The Merrimack school budget for 2011-2012 (if passed) is $65,340,419.00.  The town projects that 4227 students will be 'educated' that year, down from 4354 this year and 4665 the year before that. This works out to $15,457.87/per student for one year of k-12 education in the Town of Merrimack.

How does that compare?

Well, my detractor includes room and board, the meal plan, and books to arrive at a sum of over $25,000.00 per year and hey! non residents pay even more. (even when they vote as residents, by the way).

My response?  How much more would it cost to send a kid to school in Merrimack if the School board included, a dormitory, room and board, and an additional meal plan.  If the law of averages applies, more than 25,000.00 per year.  But let's just go the other way with this.

First, we don't have out of state or probably even out of town residents attending class in Merrimack.  If we do, I'd suggest we charge them $10,000 more per year for that 'quality' education and we can then use that to offset town residents school taxes.  Maybe we could have a contest.  Everyone in town can recruit from outside the district and whomever gets to ten kids first wins a new Mercedes.

Room and Board?  Seriously?  Room and Board? I've only lived in town for twenty years but if there is a public school dormitory somewhere I'll have my kids dropped off in an hour.  I have some excellent ideas for re-purposing their bedrooms during the school year.  I'm also rather keen on all the money I'll save on room and board, meal plans, and electricity at home, since I appear to paying for it in my tax rate already.

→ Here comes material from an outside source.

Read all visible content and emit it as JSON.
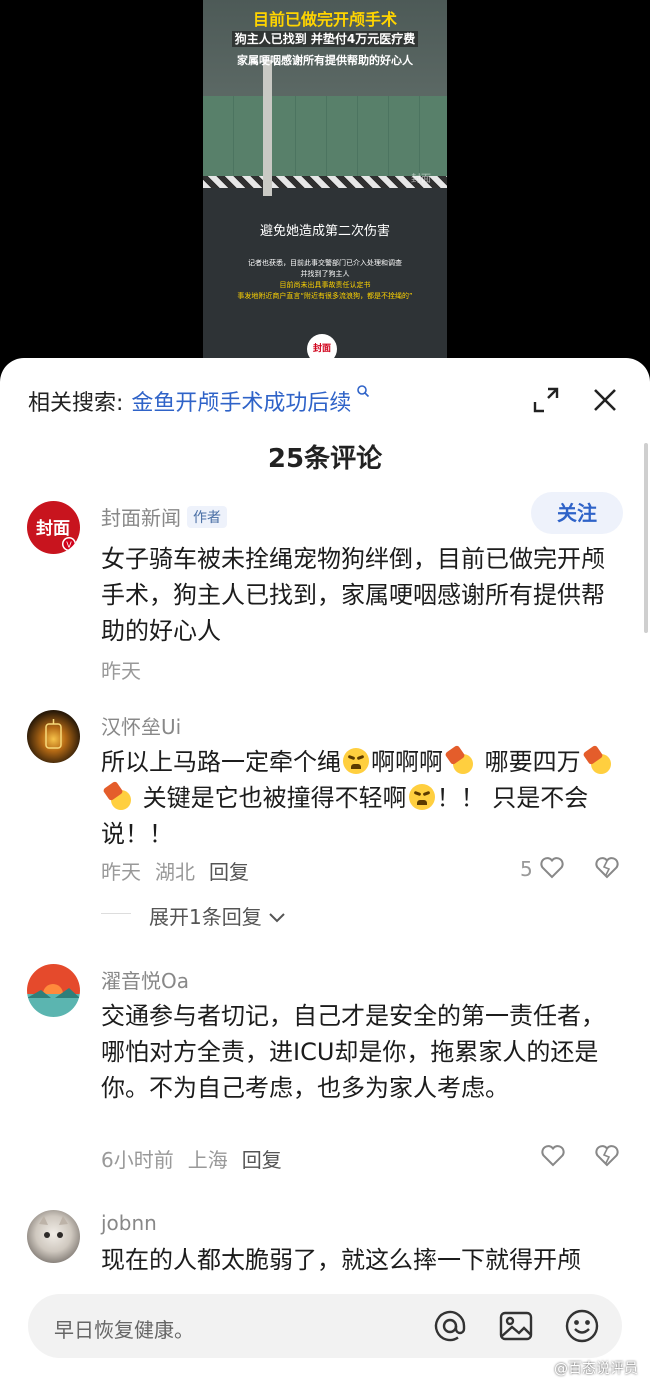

The Meal plan.  I have one of those.  It's called a bag lunch and change from my pocket for milk.  If they want a hot lunch, I need special paper with dead presidents on it or a check to charge up the lunch card.  So again, I appear to be paying twice for something that is already "built in" to the cost of a public school education.  And correct me if I am wrong but even the kids who get a free or reduced lunch could not possibly cost that much and that may well be offset in part or whole by some state or federal funds.

Books and supplies?  Every year the list of supplies I must provide gets longer. And the stories of teachers buying their own supplies are legendary.  So should we count those as additional expenses or back those costs out?  And the text books?  If you mean to compare the ones in public school to those used at the college level--even a crappy college-- there's no comparison.  Public school texts are like big picture books on 50 pound paper, double spaced and light on depth for easy delivery and consumption.  We could save a few million by going back to books where the real estate on the page was more words than pictures and written in type below thirty points.

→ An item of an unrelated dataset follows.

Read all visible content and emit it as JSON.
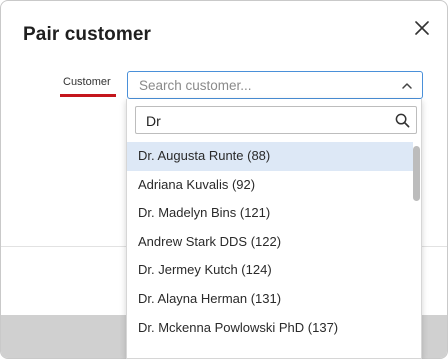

So what are we left with?  Tuition and fees which amounts to $13,672.00 the exact figure posted on the UNH web site, and the one I used to make my claim that it costs more per student to send a kid to Merrimack Public school  than it does to UNH.

To be fair, I was not specific.  And there are other costs like transportation that we have not addressed.  But this comes down to the people of Merrimack accepting that their K-12 per student costs on a truly comparative basis are not much unlike having them live and eat at home while attending UNH.  Is that a good deal or should we be trying to do better?

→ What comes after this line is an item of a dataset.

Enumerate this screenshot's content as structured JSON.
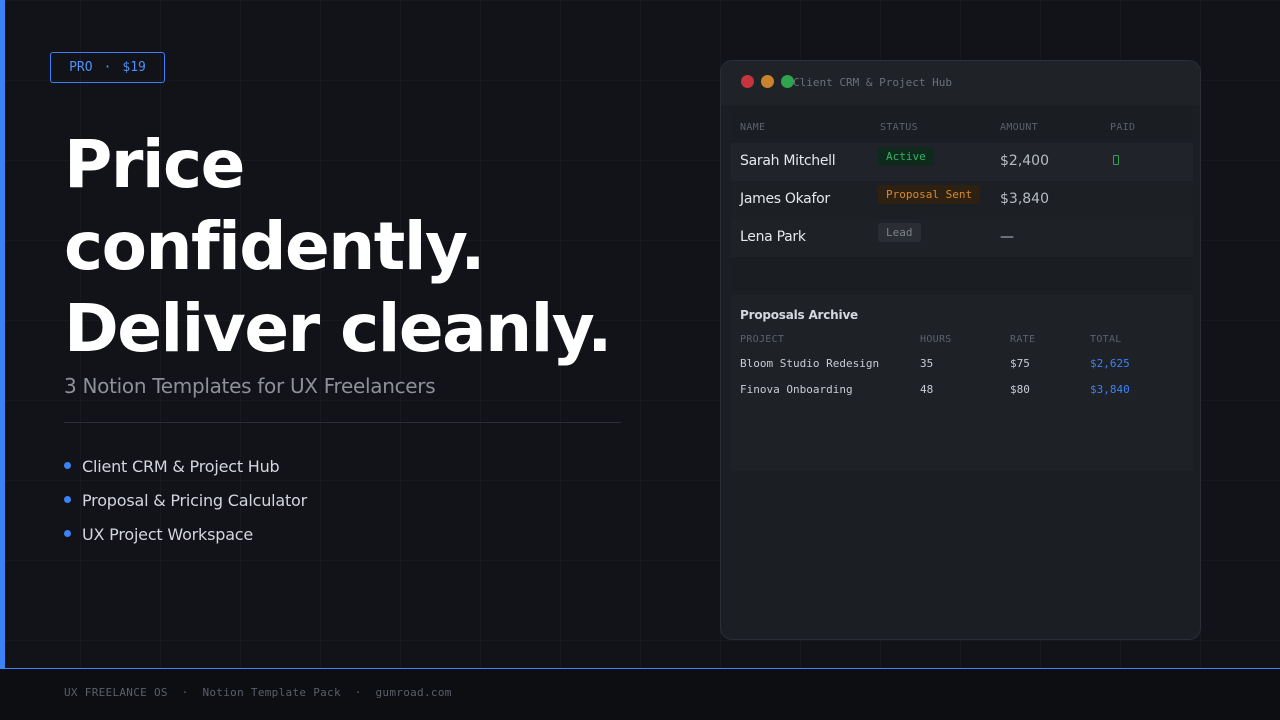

There is clearly a seismic rift between the institutional-acceptance mentality of a level funded contract, or what might be considered a good deal on the cost of a public education, or the need for an expensive and expansive (excessive) curriculum and reality.  We are not in reality here.  At $15,000.00 per student plenty of people would opt to keep one parent at home and educate their own kid, or even all of their kids.  Yet the amount most frequently used when talking about a voucher or a credit to parents who consider home schooling or a private school is only $3500.00 to $5000.00 per year?  Where did the other 10-grand per kid just go?  Administrative costs?  There's a conversation worth having.

Public education has far exceeded its mandate and in doing so its costs.  We need to get back to basics, focus on real education, and the goal of teaching kids how to think, not what to think.  Because at 15Kper kid per year, UNH comparison or not, someone is getting screwed.